Caldenia waved her fingers. "I've tried to poison everyone at one time or another. Don't take it personally."
"Of course not," the vampire said and took another big swig.
Wait. "What's in that cup?"
"It's coffee," Sean said.
"And it's delicious." Arland drank more.
Oh crap. "You gave a vampire coffee?"
"Yes." Sean frowned. "What's the problem? He really likes it. It's his second cup."
"This will be highly amusing." Caldenia sat down.
Arland shook his shoulders as if trying to get rid of an invisible weight resting there.
"My lord, may I please have your cup?" I asked.
Arland passed me his mug. It was empty. Oh no. Maybe his metabolism was strong enough and we would dodge the bullet.
Arland hit me with a brilliant smile, showcasing his fangs. "Have I mentioned how exquisitely beautiful you are?"
No, the bullet hit dead center. I braced myself.
"I have a cousin whose stepbrother married a woman from Earth. He says --"
"My lord, it's not appropriate for you to discuss your cousin's stepbrother's wife."
Arland's eyes widened. "You're right," he said, his voice full of astonishment. "Personal honor. Very important." He swung to the window. "It's so nice out there. You have a lovely planet. And you, Dina, are also lovely. Did I mention that?"
"You did," Sean said.
"My man." Arland stepped over and punched Sean in the arm. "That was some wonderful stuff. We should drink more of it. I've got to get out of here."
"No, you don't," I said. "My lord, you need to lie down."
Arland opened the back door and walked out. I ran to the door. He stopped in the middle of the grassy stretch of lawn and yanked off his T-shirt, presenting us with a view of a muscular back.
"So coffee gets him drunk," Sean said.
"Vampires have a very sensitive metabolism," Caldenia said.
"He just drank an equivalent of an entire bottle of whiskey," I told him.
Arland's jeans followed his T-shirt.
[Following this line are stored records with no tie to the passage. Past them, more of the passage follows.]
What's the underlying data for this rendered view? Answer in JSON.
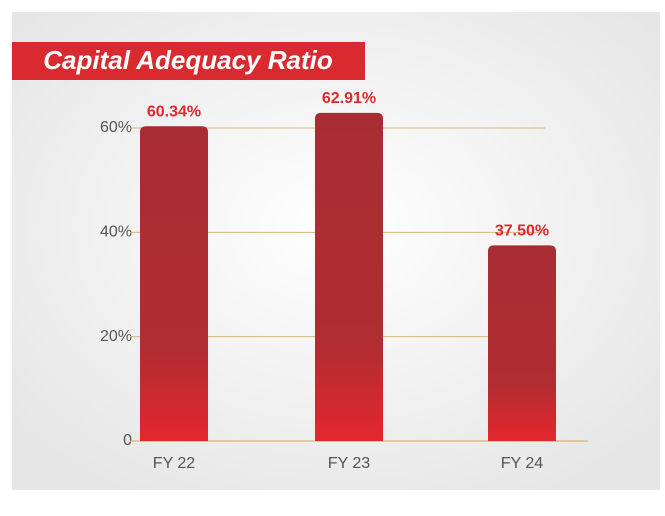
{
  "chart_data": {
    "type": "bar",
    "title": "Capital Adequacy Ratio",
    "categories": [
      "FY 22",
      "FY 23",
      "FY 24"
    ],
    "values": [
      60.34,
      62.91,
      37.5
    ],
    "value_labels": [
      "60.34%",
      "62.91%",
      "37.50%"
    ],
    "color": "#b02d32",
    "ylim": [
      0,
      60
    ],
    "yticks": [
      0,
      {
        "value": 20,
        "label": "20%"
      },
      {
        "value": 40,
        "label": "40%"
      },
      {
        "value": 60,
        "label": "60%"
      }
    ],
    "grid": true
  }
}
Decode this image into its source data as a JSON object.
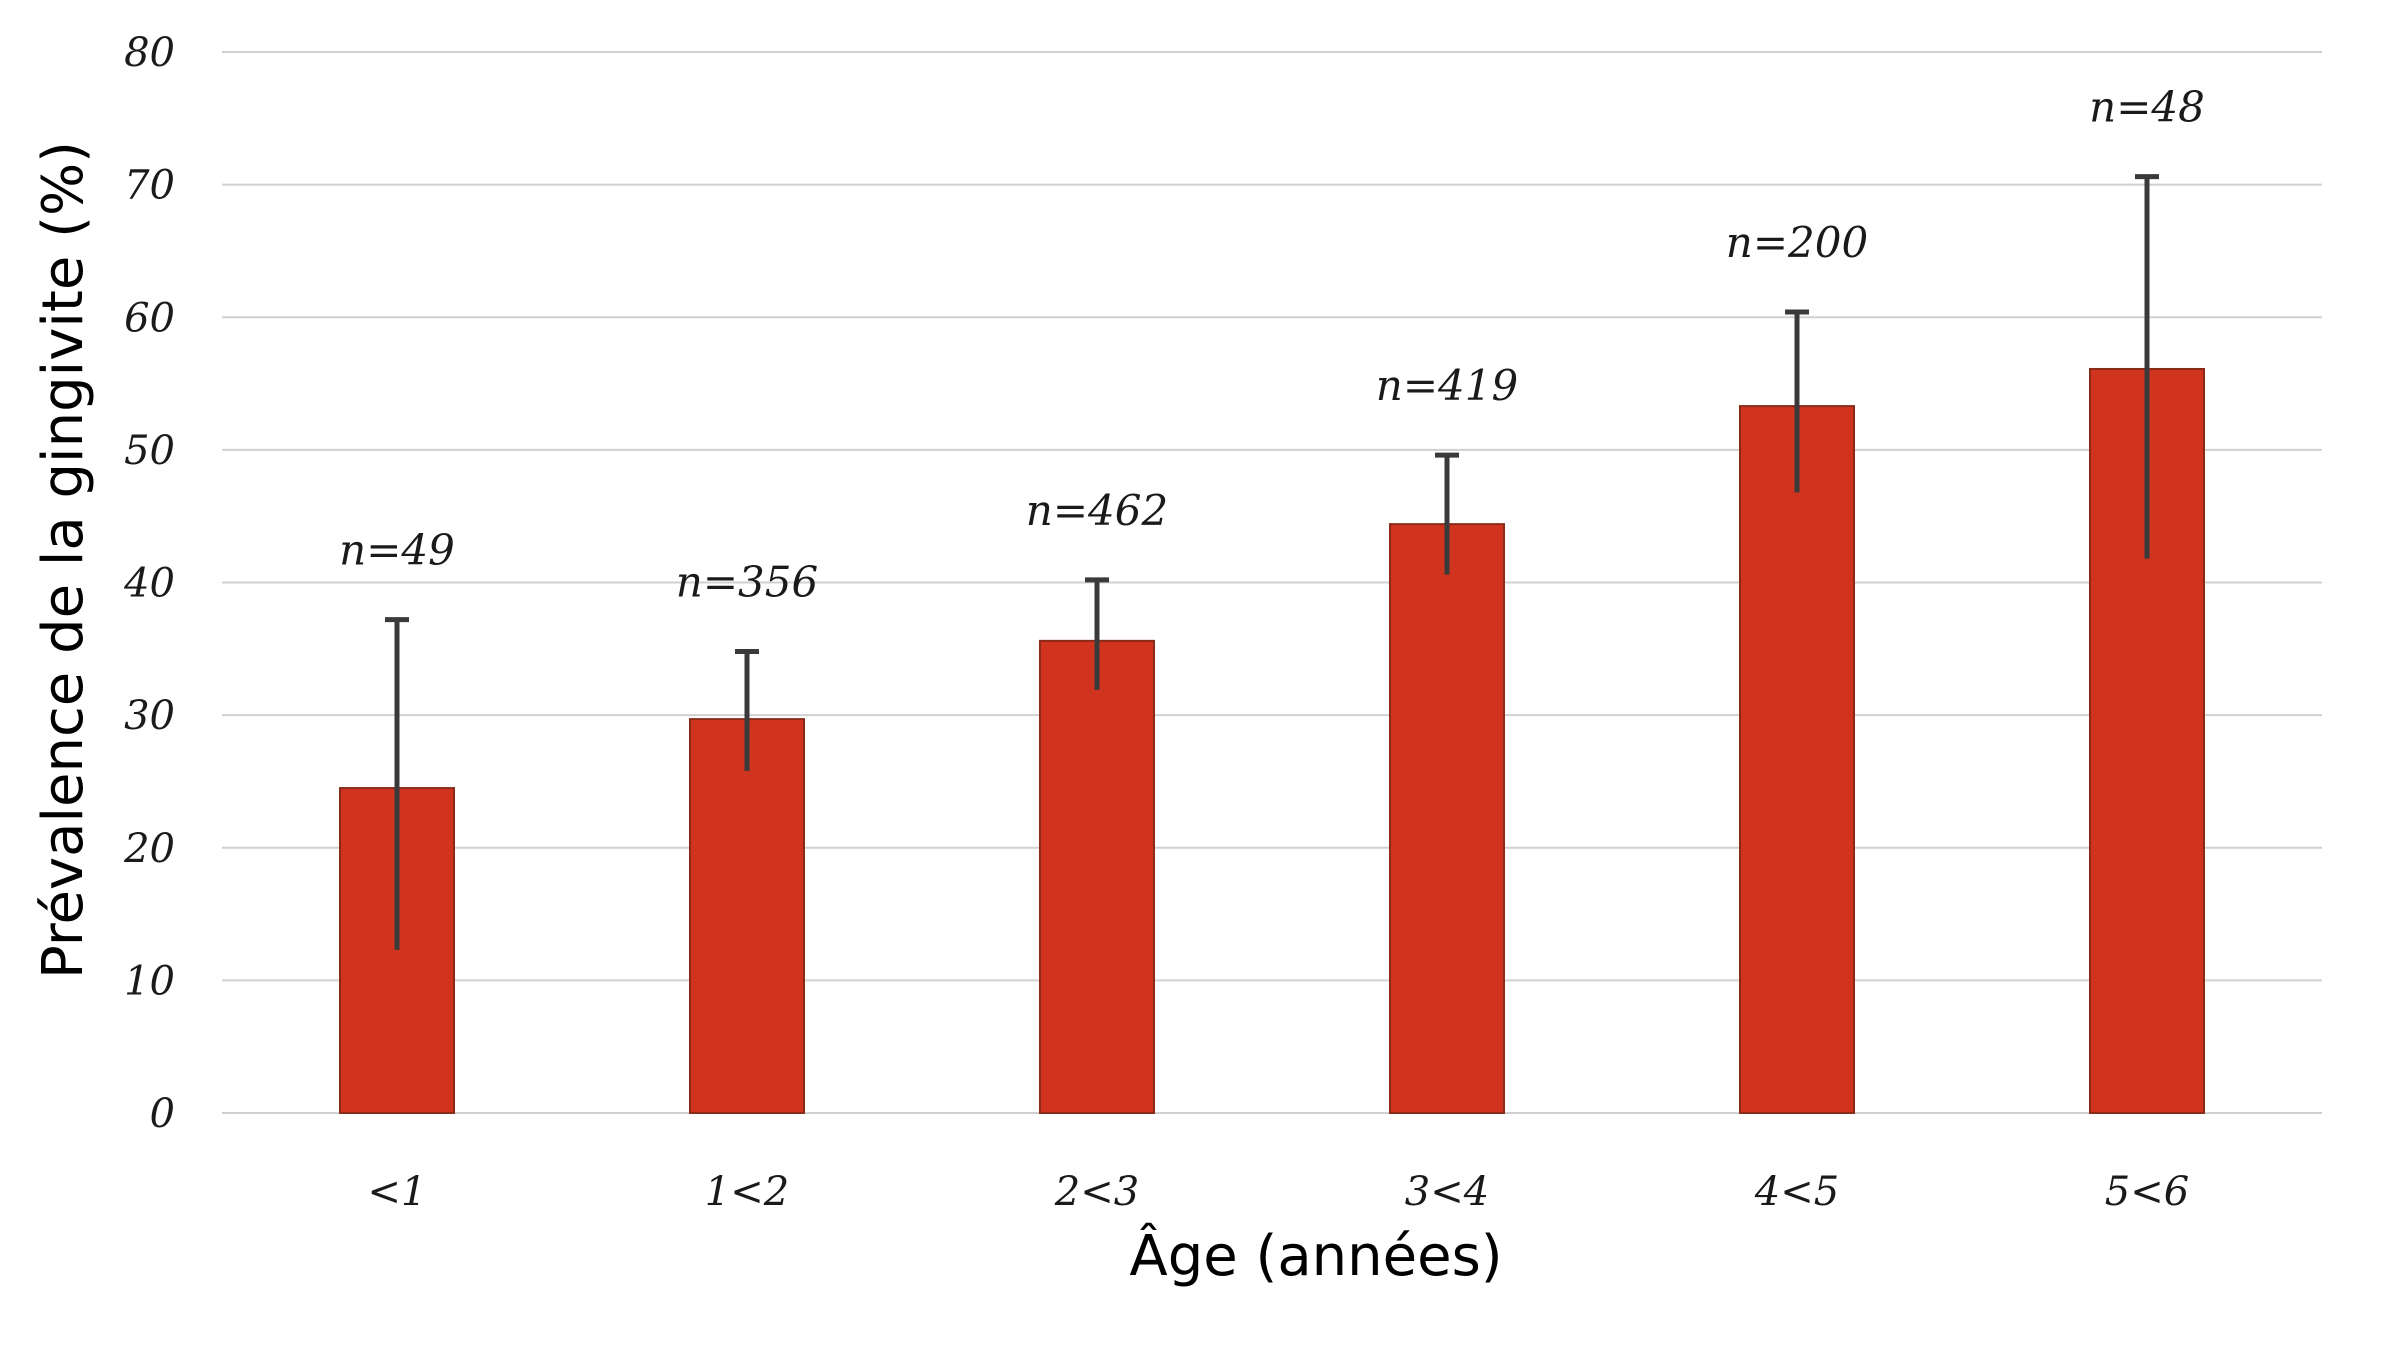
{
  "chart_data": {
    "type": "bar",
    "title": "",
    "xlabel": "Âge (années)",
    "ylabel": "Prévalence de la gingivite (%)",
    "ylim": [
      0,
      80
    ],
    "yticks": [
      0,
      10,
      20,
      30,
      40,
      50,
      60,
      70,
      80
    ],
    "grid": true,
    "categories": [
      "<1",
      "1<2",
      "2<3",
      "3<4",
      "4<5",
      "5<6"
    ],
    "series": [
      {
        "values": [
          24.5,
          29.7,
          35.6,
          44.4,
          53.3,
          56.1
        ],
        "error_lower": [
          12.3,
          25.8,
          31.9,
          40.6,
          46.8,
          41.8
        ],
        "error_upper": [
          37.2,
          34.8,
          40.2,
          49.6,
          60.4,
          70.6
        ]
      }
    ],
    "annotations": [
      "n=49",
      "n=356",
      "n=462",
      "n=419",
      "n=200",
      "n=48"
    ],
    "colors": {
      "bar": "#d0341f",
      "bar_edge": "#8a2a18",
      "error_bar": "#3a3a3a",
      "grid": "#d0d0d0"
    }
  }
}
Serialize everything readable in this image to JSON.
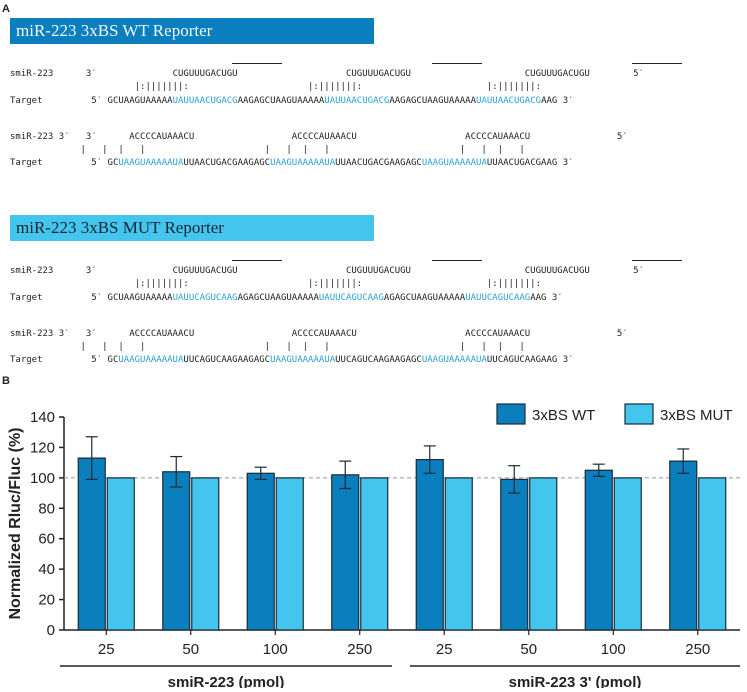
{
  "panelA": {
    "letter": "A",
    "wt_banner": "miR-223 3xBS WT Reporter",
    "mut_banner": "miR-223 3xBS MUT Reporter",
    "wt_block1": {
      "mirna_label": "smiR-223",
      "mirna_line": "      3′              CUGUUUGACUGU                    CUGUUUGACUGU                     CUGUUUGACUGU        5′",
      "pair_line": "                       |:|||||||:                      |:|||||||:                       |:|||||||:",
      "target_label": "Target",
      "target_parts": [
        {
          "t": "         5′ GCUAAGUAAAAA",
          "blue": false
        },
        {
          "t": "UAUUAACUGACG",
          "blue": true
        },
        {
          "t": "AAGAGCUAAGUAAAAA",
          "blue": false
        },
        {
          "t": "UAUUAACUGACG",
          "blue": true
        },
        {
          "t": "AAGAGCUAAGUAAAAA",
          "blue": false
        },
        {
          "t": "UAUUAACUGACG",
          "blue": true
        },
        {
          "t": "AAG 3′",
          "blue": false
        }
      ]
    },
    "wt_block2": {
      "mirna_label": "smiR-223 3′",
      "mirna_line": "   3′      ACCCCAUAAACU                  ACCCCAUAAACU                    ACCCCAUAAACU                5′",
      "pair_line": "             |   |  |   |                      |   |  |   |                        |   |  |   |",
      "target_label": "Target",
      "target_parts": [
        {
          "t": "         5′ GC",
          "blue": false
        },
        {
          "t": "UAAGUAAAAAUA",
          "blue": true
        },
        {
          "t": "UUAACUGACGAAGAGC",
          "blue": false
        },
        {
          "t": "UAAGUAAAAAUA",
          "blue": true
        },
        {
          "t": "UUAACUGACGAAGAGC",
          "blue": false
        },
        {
          "t": "UAAGUAAAAAUA",
          "blue": true
        },
        {
          "t": "UUAACUGACGAAG 3′",
          "blue": false
        }
      ]
    },
    "mut_block1": {
      "mirna_label": "smiR-223",
      "mirna_line": "      3′              CUGUUUGACUGU                    CUGUUUGACUGU                     CUGUUUGACUGU        5′",
      "pair_line": "                       |:|||||||:                      |:|||||||:                       |:|||||||:",
      "target_label": "Target",
      "target_parts": [
        {
          "t": "         5′ GCUAAGUAAAAA",
          "blue": false
        },
        {
          "t": "UAUUCAGUCAAG",
          "blue": true
        },
        {
          "t": "AGAGCUAAGUAAAAA",
          "blue": false
        },
        {
          "t": "UAUUCAGUCAAG",
          "blue": true
        },
        {
          "t": "AGAGCUAAGUAAAAA",
          "blue": false
        },
        {
          "t": "UAUUCAGUCAAG",
          "blue": true
        },
        {
          "t": "AAG 3′",
          "blue": false
        }
      ]
    },
    "mut_block2": {
      "mirna_label": "smiR-223 3′",
      "mirna_line": "   3′      ACCCCAUAAACU                  ACCCCAUAAACU                    ACCCCAUAAACU                5′",
      "pair_line": "             |   |  |   |                      |   |  |   |                        |   |  |   |",
      "target_label": "Target",
      "target_parts": [
        {
          "t": "         5′ GC",
          "blue": false
        },
        {
          "t": "UAAGUAAAAAUA",
          "blue": true
        },
        {
          "t": "UUCAGUCAAGAAGAGC",
          "blue": false
        },
        {
          "t": "UAAGUAAAAAUA",
          "blue": true
        },
        {
          "t": "UUCAGUCAAGAAGAGC",
          "blue": false
        },
        {
          "t": "UAAGUAAAAAUA",
          "blue": true
        },
        {
          "t": "UUCAGUCAAGAAG 3′",
          "blue": false
        }
      ]
    }
  },
  "panelB": {
    "letter": "B"
  },
  "chart_data": {
    "type": "bar",
    "ylabel": "Normalized Rluc/Fluc (%)",
    "ylim": [
      0,
      140
    ],
    "yticks": [
      0,
      20,
      40,
      60,
      80,
      100,
      120,
      140
    ],
    "reference_line": 100,
    "categories": [
      "25",
      "50",
      "100",
      "250",
      "25",
      "50",
      "100",
      "250"
    ],
    "groups": [
      {
        "label": "smiR-223 (pmol)",
        "span": [
          0,
          3
        ]
      },
      {
        "label": "smiR-223 3' (pmol)",
        "span": [
          4,
          7
        ]
      }
    ],
    "series": [
      {
        "name": "3xBS WT",
        "color": "#0b7fbe",
        "values": [
          113,
          104,
          103,
          102,
          112,
          99,
          105,
          111
        ],
        "errors": [
          14,
          10,
          4,
          9,
          9,
          9,
          4,
          8
        ]
      },
      {
        "name": "3xBS MUT",
        "color": "#44c5ee",
        "values": [
          100,
          100,
          100,
          100,
          100,
          100,
          100,
          100
        ],
        "errors": [
          0,
          0,
          0,
          0,
          0,
          0,
          0,
          0
        ]
      }
    ],
    "legend_position": "top-right"
  }
}
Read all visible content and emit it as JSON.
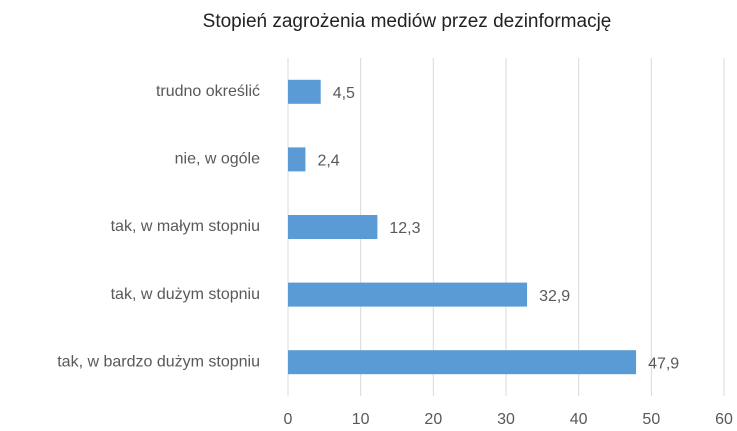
{
  "chart_data": {
    "type": "barh",
    "title": "Stopień zagrożenia mediów przez dezinformację",
    "categories": [
      "trudno określić",
      "nie, w ogóle",
      "tak, w małym stopniu",
      "tak, w dużym stopniu",
      "tak, w bardzo dużym stopniu"
    ],
    "values": [
      4.5,
      2.4,
      12.3,
      32.9,
      47.9
    ],
    "value_labels": [
      "4,5",
      "2,4",
      "12,3",
      "32,9",
      "47,9"
    ],
    "color": "#5b9bd5",
    "xlim": [
      0,
      60
    ],
    "xticks": [
      0,
      10,
      20,
      30,
      40,
      50,
      60
    ],
    "grid": true
  }
}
He wasn't wearing anything under them.
"Oo," Caldenia said. "What is the saying? Full moon!"
I dragged my hand over my face. Arland tossed the jeans in the air and sprinted through the orchard.
"I've never understood why some guys strip when drunk." Sean grinned.
"It's not funny. I've got a naked drunk vampire running around in my orchard."
Arland zigzagged back and forth among the trees.
Sean pressed his lips together, his expression strained.
"It's not funny!"
Sean leaned against the door and laughed.
"It's your fault. You gave him coffee. Go get him before he leaves the property and Marais grabs him," I growled.
"Yes, ma'am. I'm on it."
He sprinted into the sunshine and made a beeline for Arland.
"I'm so glad you decided to throw the rulebook out the window," Caldenia said. "Living here is getting more exciting by the minute."
Chapter Eleven
"Naked?" Arland raised the wet kitchen towel off his face long enough to give Sean a mortified glance.
"Don't sweat it," Sean said. "Could've happened to anyone."
His tone sounded casual, but Sean was watching Arland the way one would watch a slithering snake: calm, but ready to stomp on it if it chose to move his way.
Arland groaned and put the towel back on his face. Somehow Sean had managed to talk him down and get him back into the kitchen and into his clothes, and moments later the caffeine withdrawal hit with a vengeance. Now the vampire sat in the kitchen, his back against the wall, an ice-cold towel on his face. Tylenol and Ibuprofen were out of the question. I had no idea how vampire metabolism would react to it, and his personal med unit was busy keeping his uncle alive.
A vampire had once described a caffeine headache as the worst pain she had endured, even counting childbirth. So far Arland was doing his best to be heroically stoic about it.
The coffee maker finished purring. I took the cup, added a teaspoon of sugar, crouched by Arland, and lifted the corner of the towel. He looked at me. "What is this?"
"Peppermint tea. It will help with the headache. No side effects, I promise."
He took the cup from my hands. "Thank you. While I was... drunk, did I happen to mention my cousin?"
"Several times," Sean said.
Arland groaned. "My apologies."
"It's not a big deal," I told him.
"Did I say anything else?"
"What, about a blood debt, killing the dahaka, and how your House honor was involved?" Sean asked. "Nope, didn't mention it."
Arland dragged his hand across his face.
"You don't have to be an ass about it," I said.
Sean shrugged. "How am I an ass? I live here. This is my neighborhood. I'm protecting it and I'm protecting you." His voice slid into a calm, methodical tone. "Let's review: first, this guy's uncle shows up, threatens you, ignores your warning, goes out to hunt dahaka, gets his people killed, and nearly dies. I rescue him, you keep him alive, and then Prince Rapunzel appears in a flash of red lightning, forces you to protect him, putting you and the entire neighborhood at risk, and explains nothing."